Their paper nevertheless kicked off a revolution in left-of-center economic thinking. Many respected economists and policy makers on the left now believe and argue minimum wage hikes have minimal negative effects on employment.

Still, there are dissenters. They include University of California, Irvine, -economist David Neumark, who in January co-authored a survey that looked at 30 years of economic research on the minimum wage. That paper, also published by the National Bureau of Economic Research, found that a “clear preponderance”—almost 80 percent—of minimum wage studies since the beginning of the Clinton administration concluded that hikes cost jobs.

Some studies have found that fast-food restaurants cover wage hikes by passing the cost along to consumers rather than reducing employment. At best, this would mean a minimum wage hike acts as a kind of unacknowledged, poorly targeted tax increase that makes fast-food customers (not a particularly wealthy cohort) pay for higher federally mandated wages.
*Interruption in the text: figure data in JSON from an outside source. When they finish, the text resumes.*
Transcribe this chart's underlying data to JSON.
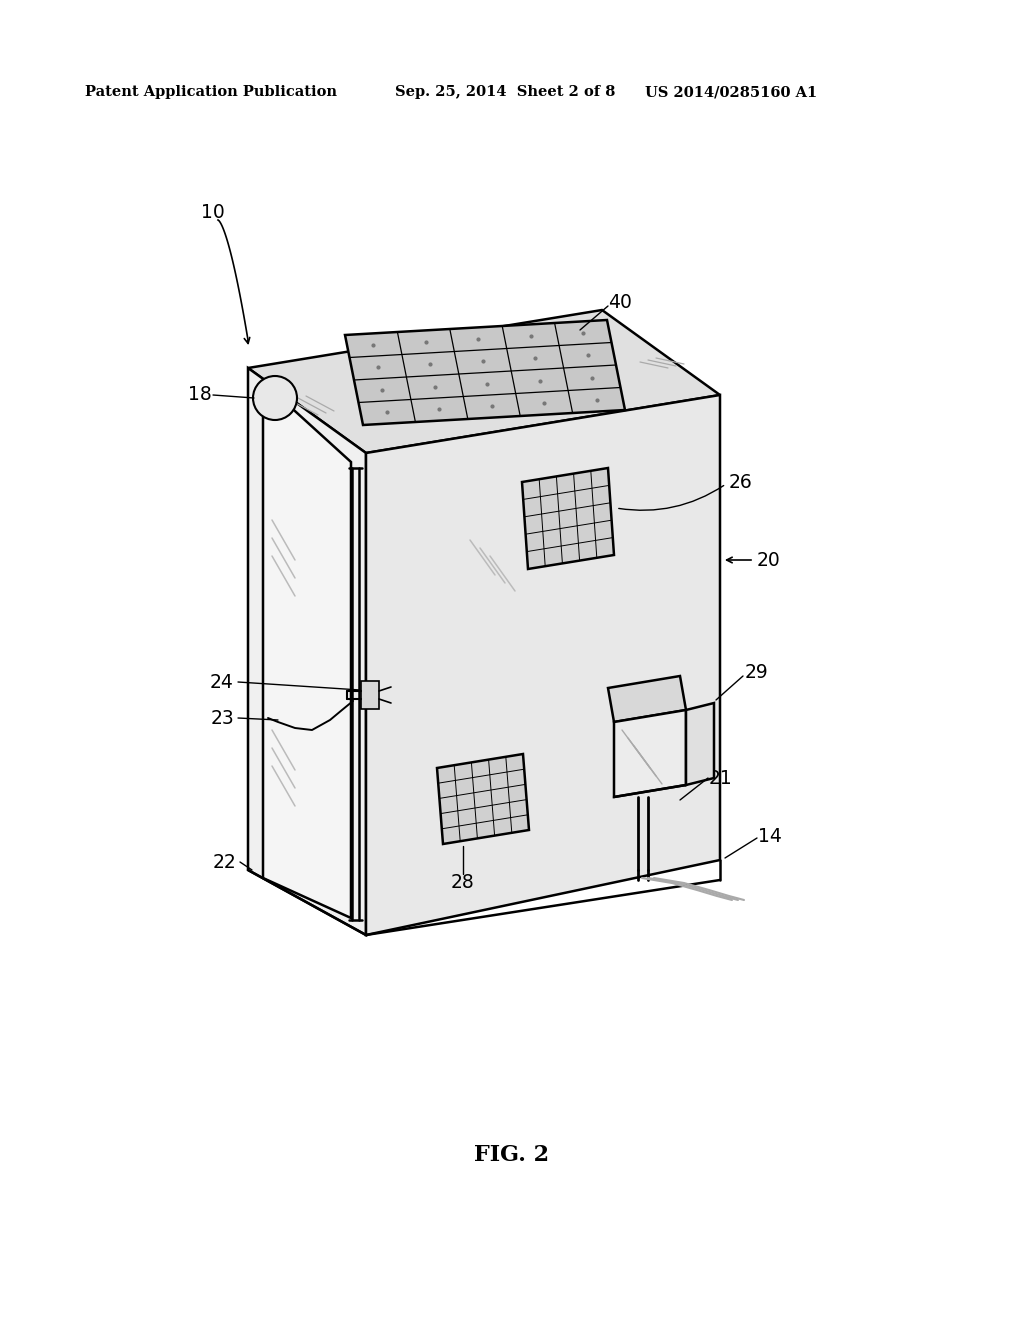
{
  "background_color": "#ffffff",
  "header_left": "Patent Application Publication",
  "header_center": "Sep. 25, 2014  Sheet 2 of 8",
  "header_right": "US 2014/0285160 A1",
  "figure_label": "FIG. 2",
  "line_color": "#000000",
  "face_top": "#e0e0e0",
  "face_front": "#f0f0f0",
  "face_right": "#e8e8e8",
  "panel_color": "#c8c8c8",
  "vent_color": "#d0d0d0",
  "ext_box_top": "#d8d8d8",
  "ext_box_front": "#ececec",
  "ext_box_right": "#e0e0e0"
}
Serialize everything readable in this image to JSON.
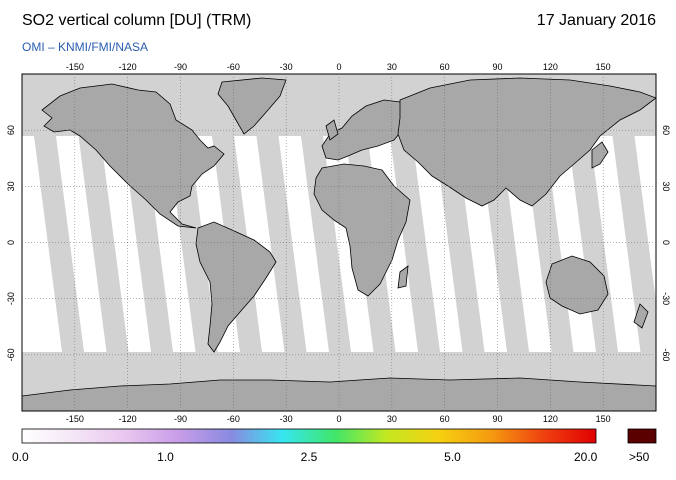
{
  "header": {
    "title": "SO2 vertical column [DU] (TRM)",
    "date": "17 January 2016",
    "credit": "OMI  –  KNMI/FMI/NASA"
  },
  "map": {
    "projection": "equirectangular",
    "lon_range": [
      -180,
      180
    ],
    "lat_range": [
      -90,
      90
    ],
    "lon_ticks": [
      -150,
      -120,
      -90,
      -60,
      -30,
      0,
      30,
      60,
      90,
      120,
      150
    ],
    "lat_ticks": [
      60,
      30,
      0,
      -30,
      -60
    ],
    "colors": {
      "no_data": "#d2d2d2",
      "land_mask": "#a8a8a8",
      "coast": "#000000",
      "background": "#ffffff"
    }
  },
  "colorbar": {
    "labels": [
      "0.0",
      "1.0",
      "2.5",
      "5.0",
      "20.0"
    ],
    "over_label": ">50",
    "over_color": "#5a0000",
    "stops": [
      "#ffffff",
      "#f4e6f6",
      "#e8c6ef",
      "#c89de8",
      "#8a8ae0",
      "#36e6f0",
      "#40e66a",
      "#c4e820",
      "#f6d010",
      "#f59a10",
      "#f04010",
      "#e00000"
    ]
  }
}
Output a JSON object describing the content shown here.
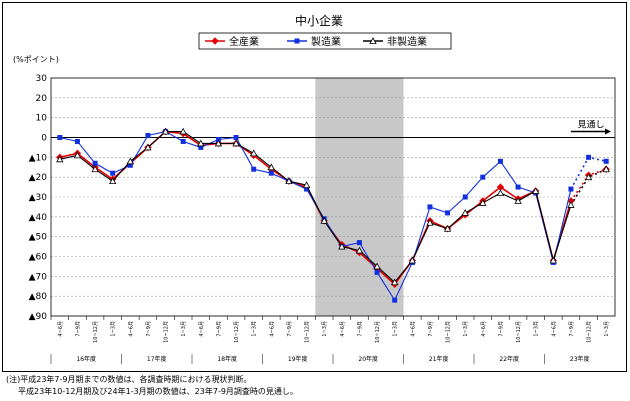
{
  "chart_data": {
    "type": "line",
    "title": "中小企業",
    "ylabel": "(%ポイント)",
    "ylim": [
      -90,
      30
    ],
    "yticks": [
      30,
      20,
      10,
      0,
      -10,
      -20,
      -30,
      -40,
      -50,
      -60,
      -70,
      -80,
      -90
    ],
    "ytick_labels": [
      "30",
      "20",
      "10",
      "0",
      "▲10",
      "▲20",
      "▲30",
      "▲40",
      "▲50",
      "▲60",
      "▲70",
      "▲80",
      "▲90"
    ],
    "x_periods": [
      "4~6月",
      "7~9月",
      "10~12月",
      "1~3月",
      "4~6月",
      "7~9月",
      "10~12月",
      "1~3月",
      "4~6月",
      "7~9月",
      "10~12月",
      "1~3月",
      "4~6月",
      "7~9月",
      "10~12月",
      "1~3月",
      "4~6月",
      "7~9月",
      "10~12月",
      "1~3月",
      "4~6月",
      "7~9月",
      "10~12月",
      "1~3月",
      "4~6月",
      "7~9月",
      "10~12月",
      "1~3月",
      "4~6月",
      "7~9月",
      "10~12月",
      "1~3月"
    ],
    "year_groups": [
      {
        "label": "16年度",
        "start": 0,
        "end": 3
      },
      {
        "label": "17年度",
        "start": 4,
        "end": 7
      },
      {
        "label": "18年度",
        "start": 8,
        "end": 11
      },
      {
        "label": "19年度",
        "start": 12,
        "end": 15
      },
      {
        "label": "20年度",
        "start": 16,
        "end": 19
      },
      {
        "label": "21年度",
        "start": 20,
        "end": 23
      },
      {
        "label": "22年度",
        "start": 24,
        "end": 27
      },
      {
        "label": "23年度",
        "start": 28,
        "end": 31
      }
    ],
    "shaded_range": [
      14.5,
      19.5
    ],
    "forecast_label": "見通し",
    "series": [
      {
        "name": "全産業",
        "color": "#e00000",
        "marker": "diamond",
        "values": [
          -10,
          -8,
          -15,
          -21,
          -13,
          -5,
          3,
          2,
          -4,
          -3,
          -3,
          -9,
          -16,
          -22,
          -25,
          -42,
          -54,
          -58,
          -66,
          -74,
          -62,
          -42,
          -46,
          -39,
          -32,
          -25,
          -31,
          -27,
          -62,
          -32,
          -19,
          -16
        ]
      },
      {
        "name": "製造業",
        "color": "#1030e0",
        "marker": "square",
        "values": [
          0,
          -2,
          -13,
          -18,
          -14,
          1,
          3,
          -2,
          -5,
          -1,
          0,
          -16,
          -18,
          -22,
          -26,
          -41,
          -55,
          -53,
          -68,
          -82,
          -63,
          -35,
          -38,
          -30,
          -20,
          -12,
          -25,
          -28,
          -63,
          -26,
          -10,
          -12
        ]
      },
      {
        "name": "非製造業",
        "color": "#000000",
        "marker": "triangle",
        "values": [
          -11,
          -9,
          -16,
          -22,
          -12,
          -5,
          3,
          3,
          -3,
          -3,
          -3,
          -8,
          -15,
          -22,
          -24,
          -42,
          -55,
          -57,
          -65,
          -73,
          -62,
          -43,
          -46,
          -38,
          -33,
          -28,
          -32,
          -27,
          -62,
          -34,
          -20,
          -16
        ]
      }
    ]
  },
  "notes": [
    "(注)平成23年7-9月期までの数値は、各調査時期における現状判断。",
    "平成23年10-12月期及び24年1-3月期の数値は、23年7-9月調査時の見通し。"
  ]
}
There is also the issue of scale. The 1992 New Jersey hike studied by Card and Krueger increased the base wage by less than 20 percent. Raising the federal minimum wage to $15 an hour would more than double it. A small hike might have a modest effect, especially in pricey urban areas where wages are already relatively high. A national doubling of the minimum wage is likely to have a bigger impact, especially in poorer and rural areas.

Krueger himself raised concerns about the push for a $15 federal minimum before his death. Such a change, he warned in a 2015 New York Times op-ed, “is beyond international experience, and could well be counterproductive. Although some high-wage cities and states could probably absorb a $15-an-hour minimum wage with little or no job loss, it is far from clear that the same could be said for every state, city and town in the United States.” Krueger wasn’t disowning his previous work; he was simply arguing that Democratic policy wisdom had taken his conclusions too far.

The Congressional Budget Office, meanwhile, continues to challenge the notion that increasing the minimum wage has a negligible impact on employment. In February, the nonpartisan budget watchdog produced an analysis of raising the minimum wage to $15.

By the time it took full effect in 2025, the CBO found, the change would result in a net loss of 1.4 million jobs. It said the effect would be concentrated among younger, less-skilled, low-wage workers, the group hit hardest by the COVID-19 recession. As it turned out, answering the original question about whether a wage hike will cost jobs is not so difficult. It takes only one word: Yes.